Fortunately, dental technology has advanced significantly over the past couple of decades. Due to these advancements, there is now a range of surgical and non-surgical options for those looking to correct their underbite smile. Some of the most popular treatment options are as follows:
- Braces – One of the most popular ways of treating misalignment issues, braces are a popular option for correcting underbites. With the help of mental brackets, braces shift teeth into a fixed position by exerting constant pressure on the surface of the teeth but are often feared due to their look and expense.
- Aligners – Another way that underbites can be corrected is by wearing aligners. Aligners are popular among those that desire the result braces provide yet want to avoid the unsightly metal-mouth look. Since aligners are made from high-quality clear plastic, they allow wearers to straighten their teeth discreetly and work similarly to braces. Nowadays, you can even complete this process without visiting a dentist, using at-home aligners kits from companies such as ALIGNERCO. For more information on fixing an underbite, head over to their website, follow their blog or contact a team member directly to discover how their innovative teeth-straightening solutions could help you fix your underbite today.
- Tooth Removal – If your malocclusion is mild or moderate, your dentist may suggest extracting specific teeth to rectify your underbite.
- Jaw Alignment Surgery – If you suffer from severe malocclusion, your dentist may put you forward for jaw alignment surgery, which involves surgically repositioning your top or bottom jaw (or both). It is often used with other teeth-straightening solutions such as braces or aligners.
- Upper Jaw Extenders – For those with a small jaw, an expander is fitted across the palate, which slowly widens the jaw so that the rows of teeth match better.
What Can Cause An Underbite?
In most cases, an underbite is usually present from birth or develops during early childhood due to the physical traits passed on genetically by our parents. However, in some cases, the alignment of our teeth can also be affected by various environmental factors. As our teeth grow in, the upper row of teeth should naturally overlap the bottom by about 2mm. An underbite or overbite is diagnosed when the individual’s teeth overlap more than 2mm.
As we mentioned previously, most underbite cases are hereditary; however, in some rare cases, environmental factors can cause the development of an underbite that cannot be prevented. Some of the most common external environmental factors that cause the creation of underbites are as follows:
- Childhood Habits – Sometimes, habits learned in childhood can cause the creation of an underbite and other misalignment issues such as tongue thrusting, thumb sucking, and prolonged pacifier or bottle usage.
- Illness – Although rare, contracting an infection can cause an underbite to form. Typically, this only happens because of contracting an endocrine condition like endometriosis, Addison’s disease, or chronic fatigue syndrome. These illnesses target your hormone glands and cause issues with how effectively they distribute hormones and other products into your system. An underbite is one of the many consequences of this disturbance.

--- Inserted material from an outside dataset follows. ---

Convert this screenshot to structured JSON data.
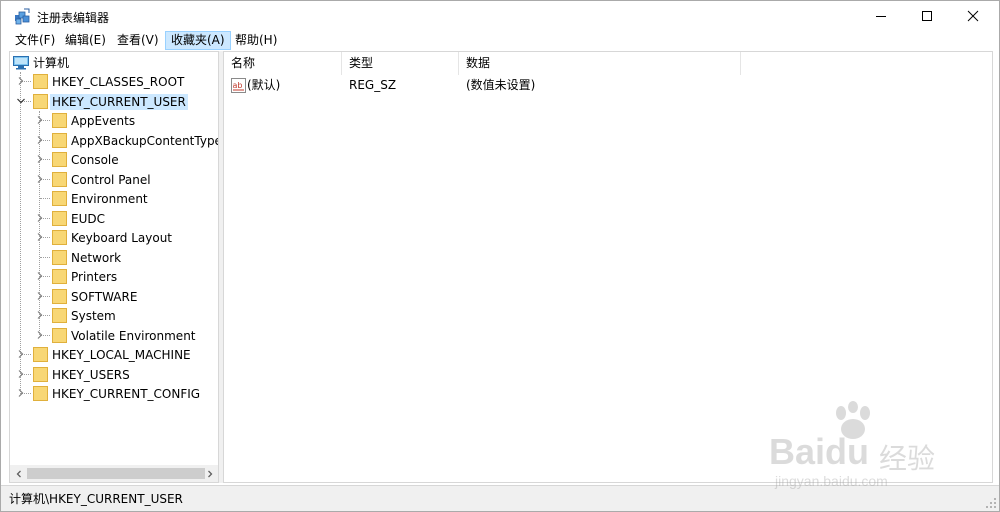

- Tumors – Tumors can appear anywhere on or inside your body. If an individual is unfortunate enough to develop one on their jawline or inside their mouth, it can cause an underbite to form due to the jaw shifting.
- Injury – Severe injuries to the face or jaw can cause the creation of an underbite. Facial and jaw injuries can be rectified through surgery, but even after the procedure is completed, the jawbones may not fit together correctly, causing an underbite.
- Genetics – Since genetics determine our physical appearance, that our parents pass down if a parent suffers from malocclusion, it’s likely that this will be passed down. Whether the malocclusion is minor or severe, you may be born with uneven teeth, misalignment of the jaw, underbite/overbite, or a cleft lip/palate, which could cause further misalignment issues in the future.
Keep some of the points mentioned above when deciding to have your overbite fixed.